If you feel you’re still having oversupply problems, you might want to try one of these ideas:

  • Try making a “breastmilk shake”. Breastfeeding specialist Dr Christina Smillie suggests a deep, thorough, bread-kneading breast massage before nursing, to help re-mix any milkfat that might have separated out between feedings.  It can help your baby get a mix of soup and cheesecake, which can mean he’s satisfied sooner and is less uncomfortable.  At the same time the smaller volume he needs will help build a little extra pressure in your breasts from unused milk, and that’s a powerful signal to your body to cut back production to the level your baby wants.
  • If that doesn’t work for you, try the opposite, using just one side until it’s nice and soft, even if you have to use it for more than one nursing to soften it.
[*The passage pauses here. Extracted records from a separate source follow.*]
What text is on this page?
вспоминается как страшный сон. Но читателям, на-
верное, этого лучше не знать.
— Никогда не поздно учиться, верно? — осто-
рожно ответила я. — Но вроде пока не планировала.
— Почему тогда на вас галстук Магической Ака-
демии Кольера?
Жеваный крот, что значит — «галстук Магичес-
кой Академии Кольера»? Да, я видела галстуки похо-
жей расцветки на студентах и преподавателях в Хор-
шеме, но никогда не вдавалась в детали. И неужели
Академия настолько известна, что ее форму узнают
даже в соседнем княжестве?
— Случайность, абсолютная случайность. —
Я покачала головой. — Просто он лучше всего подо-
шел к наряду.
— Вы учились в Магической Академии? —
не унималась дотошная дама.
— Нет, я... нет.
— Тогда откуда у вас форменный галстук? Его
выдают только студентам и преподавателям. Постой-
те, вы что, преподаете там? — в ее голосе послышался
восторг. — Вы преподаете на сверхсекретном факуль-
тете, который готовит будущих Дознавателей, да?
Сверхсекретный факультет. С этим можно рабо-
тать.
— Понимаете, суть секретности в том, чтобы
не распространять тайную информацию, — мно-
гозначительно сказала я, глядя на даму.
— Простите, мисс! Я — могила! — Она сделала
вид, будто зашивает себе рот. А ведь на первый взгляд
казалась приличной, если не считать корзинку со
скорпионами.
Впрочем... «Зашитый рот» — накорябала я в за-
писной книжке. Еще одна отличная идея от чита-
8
The building pressure on the other side will help cut back on production until you use it again.  You may find that using just one side for a couple hours is all it takes.  If your “oversupply” has been dramatic, or your baby is really fussy, you may find you need to spend 4 to 6 hours on one side before using the other.  If you get too overfull on the other side, you can nurse or express just enough to relieve it a bit, then go back to the side you’re trying to soften completely.

As your supply settles down you may worry that you’ve “lost your milk.”  You may be so accustomed to heavy breasts dripping and spraying, and to seeing your child splutter, that a quiet, calm nursing from soft breasts feels wrong.  But you’ll probably notice that those diapers are still very wet, and that your child nurses contentedly, with a more relaxed body, letting go gently when she’s full or dozing peacefully at your breast.  Those are all signs of an ample – but not overfull – milk supply.  If she wants to increase your supply further, all she has to do is ask to nurse more often, or fuss to go to Side Two after Side One is completely soft.  Trust her to know her own needs, like any other mammal baby, and trust your body to respond like any other mammal mother’s.

If things aren’t getting better, check with a breastfeeding specialist.  She’ll have additional ideas and can “walk with you” on your way to an easy breastfeeding relationship.